For months, the big media and Democratic politicians have hammered on President Bush and his service in the National Guard, suggesting it was less than honorable. They called John Kerry a "war hero" almost as many times as Kerry himself brought up his Vietnam service.

Democratic National Committee Chairman Terry McAuliffe started the current round of sniper fire when he said the president had gone "AWOL" during the Vietnam War. Now that some of Kerry's swift boat colleagues and others have fired back with TV ads, they are said to be contributing to the loss of civility - and Democrats and some commentators keep saying they wish the candidates would get back to "the issues."

The commercials must be working.

President Bush denounced "all the stuff being on TV of the 527s," a reference to the Internal Revenue Service tax code that allows independent groups to advertise so long as they have no direct "ties" to a candidate.

Liberal groups like MoveOn.org, which is funded by the billionaire George Soros, must have thought they would have the field of battle to themselves and that, in the company of their fellow travelers in journalism (surveys show most overwhelmingly support Kerry) and the entertainment industry (ditto), they could dominate the information flow and the debate.

Democrats want voters to believe they were minding their own business when Republicans launched a rhetorical first strike. In fact, Democrats fired first.

Former Vice President Al Gore said the president "has brought deep dishonor to our country and built a durable reputation as the most dishonest president since Richard Nixon." Gore also referred to President Bush as a "moral coward" and called the Abu Ghraib prison in Iraq "the Bush Gulag." Let's not forget the whiff of fascism when Gore accused the Bush administration of being allied with "digital brown shirts."

Kerry backer Sen. Tom Harkin, D-Iowa, called Vice President Dick Cheney a "coward" for his Vietnam War draft deferments. Howard Dean questioned whether the raising of terror alerts in New York, Newark and Washington earlier this month was "real" or "politics."

Vietnam veteran and former Sen. Max Cleland not only labeled the president a "liar" concerning his reasons for going to war with Iraq (he included as liars Cheney and Defense Secretary Donald Rumsfeld), but he also ascribed this motive to the president: "Because he concluded his daddy was a failed president and one of the ways he failed was that he did not take out Saddam Hussein."

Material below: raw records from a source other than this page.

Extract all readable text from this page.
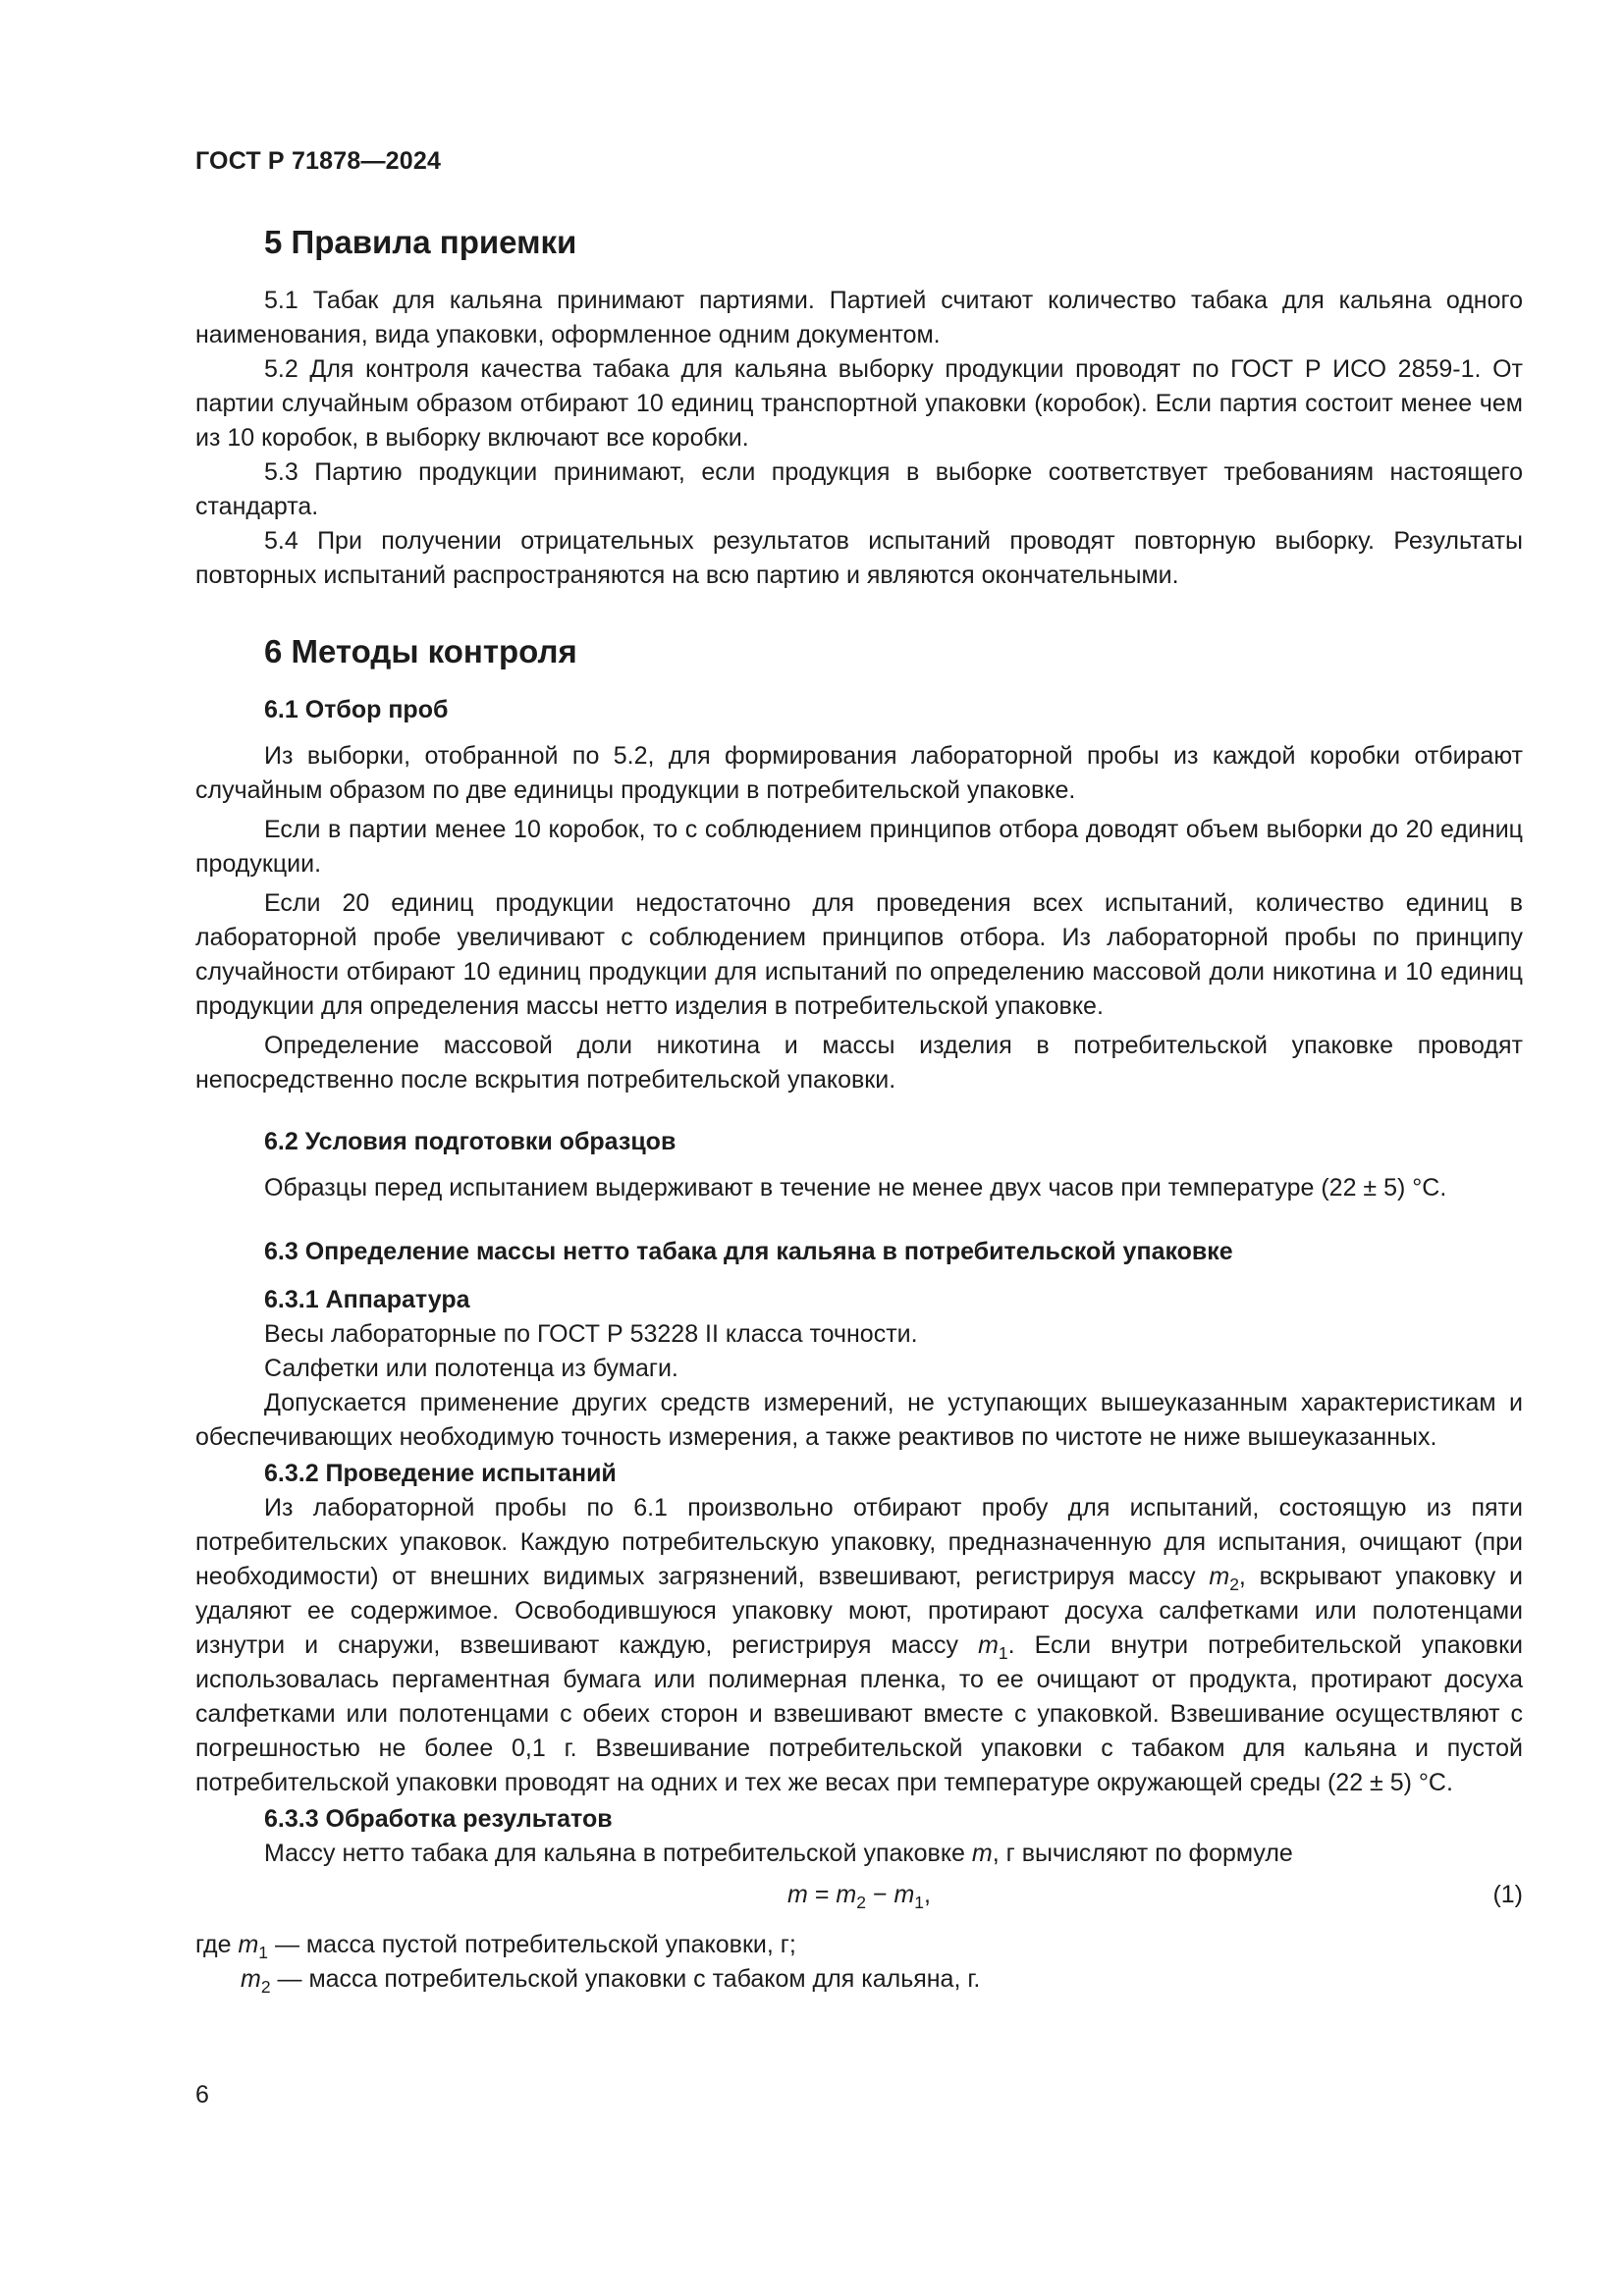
ГОСТ Р 71878—2024
5 Правила приемки

5.1 Табак для кальяна принимают партиями. Партией считают количество табака для кальяна одного наименования, вида упаковки, оформленное одним документом.

5.2 Для контроля качества табака для кальяна выборку продукции проводят по ГОСТ Р ИСО 2859-1. От партии случайным образом отбирают 10 единиц транспортной упаковки (коробок). Если партия состоит менее чем из 10 коробок, в выборку включают все коробки.

5.3 Партию продукции принимают, если продукция в выборке соответствует требованиям настоящего стандарта.

5.4 При получении отрицательных результатов испытаний проводят повторную выборку. Результаты повторных испытаний распространяются на всю партию и являются окончательными.

6 Методы контроля
6.1 Отбор проб

Из выборки, отобранной по 5.2, для формирования лабораторной пробы из каждой коробки отбирают случайным образом по две единицы продукции в потребительской упаковке.

Если в партии менее 10 коробок, то с соблюдением принципов отбора доводят объем выборки до 20 единиц продукции.

Если 20 единиц продукции недостаточно для проведения всех испытаний, количество единиц в лабораторной пробе увеличивают с соблюдением принципов отбора. Из лабораторной пробы по принципу случайности отбирают 10 единиц продукции для испытаний по определению массовой доли никотина и 10 единиц продукции для определения массы нетто изделия в потребительской упаковке.

Определение массовой доли никотина и массы изделия в потребительской упаковке проводят непосредственно после вскрытия потребительской упаковки.

6.2 Условия подготовки образцов

Образцы перед испытанием выдерживают в течение не менее двух часов при температуре (22 ± 5) °С.

6.3 Определение массы нетто табака для кальяна в потребительской упаковке
6.3.1 Аппаратура

Весы лабораторные по ГОСТ Р 53228 II класса точности.

Салфетки или полотенца из бумаги.

Допускается применение других средств измерений, не уступающих вышеуказанным характеристикам и обеспечивающих необходимую точность измерения, а также реактивов по чистоте не ниже вышеуказанных.

6.3.2 Проведение испытаний

Из лабораторной пробы по 6.1 произвольно отбирают пробу для испытаний, состоящую из пяти потребительских упаковок. Каждую потребительскую упаковку, предназначенную для испытания, очищают (при необходимости) от внешних видимых загрязнений, взвешивают, регистрируя массу $m_2$, вскрывают упаковку и удаляют ее содержимое. Освободившуюся упаковку моют, протирают досуха салфетками или полотенцами изнутри и снаружи, взвешивают каждую, регистрируя массу $m_1$. Если внутри потребительской упаковки использовалась пергаментная бумага или полимерная пленка, то ее очищают от продукта, протирают досуха салфетками или полотенцами с обеих сторон и взвешивают вместе с упаковкой. Взвешивание осуществляют с погрешностью не более 0,1 г. Взвешивание потребительской упаковки с табаком для кальяна и пустой потребительской упаковки проводят на одних и тех же весах при температуре окружающей среды (22 ± 5) °С.

6.3.3 Обработка результатов

Массу нетто табака для кальяна в потребительской упаковке m, г вычисляют по формуле

$m = m_2 - m_1$,	(1)

где $m_1$ — масса пустой потребительской упаковки, г;

$m_2$ — масса потребительской упаковки с табаком для кальяна, г.

6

NAACP President Kweisi Mfume said President Bush is "prepared to take us back to the days of Jim Crow segregation and dominance . . . .," and NAACP Chairman Julian Bond went him one better when he said Republicans "draw their most rabid supporters from the Taliban wing of American politics."

There's plenty more, yet Democrats and their supporters cry "foul" when Republicans fire back (with, mind you, criticisms based on fact). This suggests that the Democrats can dish it out but have trouble taking it. If one wishes to go down the alley of such political rhetoric, one should not be surprised to get mugged at the end of it.

There are much better and more clever ways to get your point across without descending to rabid name-calling and the questioning of motives. Charles de Gaulle said of Winston Churchill: "When I am right, I get angry. Churchill gets angry when he is wrong. We are angry at each other much of the time."

Or how about this exquisite line from Adlai Stevenson: "If they will stop telling lies about the Democrats, we will stop telling the truth about them."

Ronald Reagan could singe without burning: "Politics is supposed to be the second-oldest profession. I have come to realize that it bears a very close resemblance to the first."

Comedian Mort Sahl observed: "Reagan won because he ran against Jimmy Carter. If he'd run unopposed he would have lost." That's funny regardless of party or persuasion, and he makes his point without nastiness.

It would be nice if Republicans and Democrats elevated their criticism to this higher level. It might also get more people interested in, instead of turned off by, the political process by which we elect a president. Democrats can't credibly complain of a bloody nose when they threw the first punch.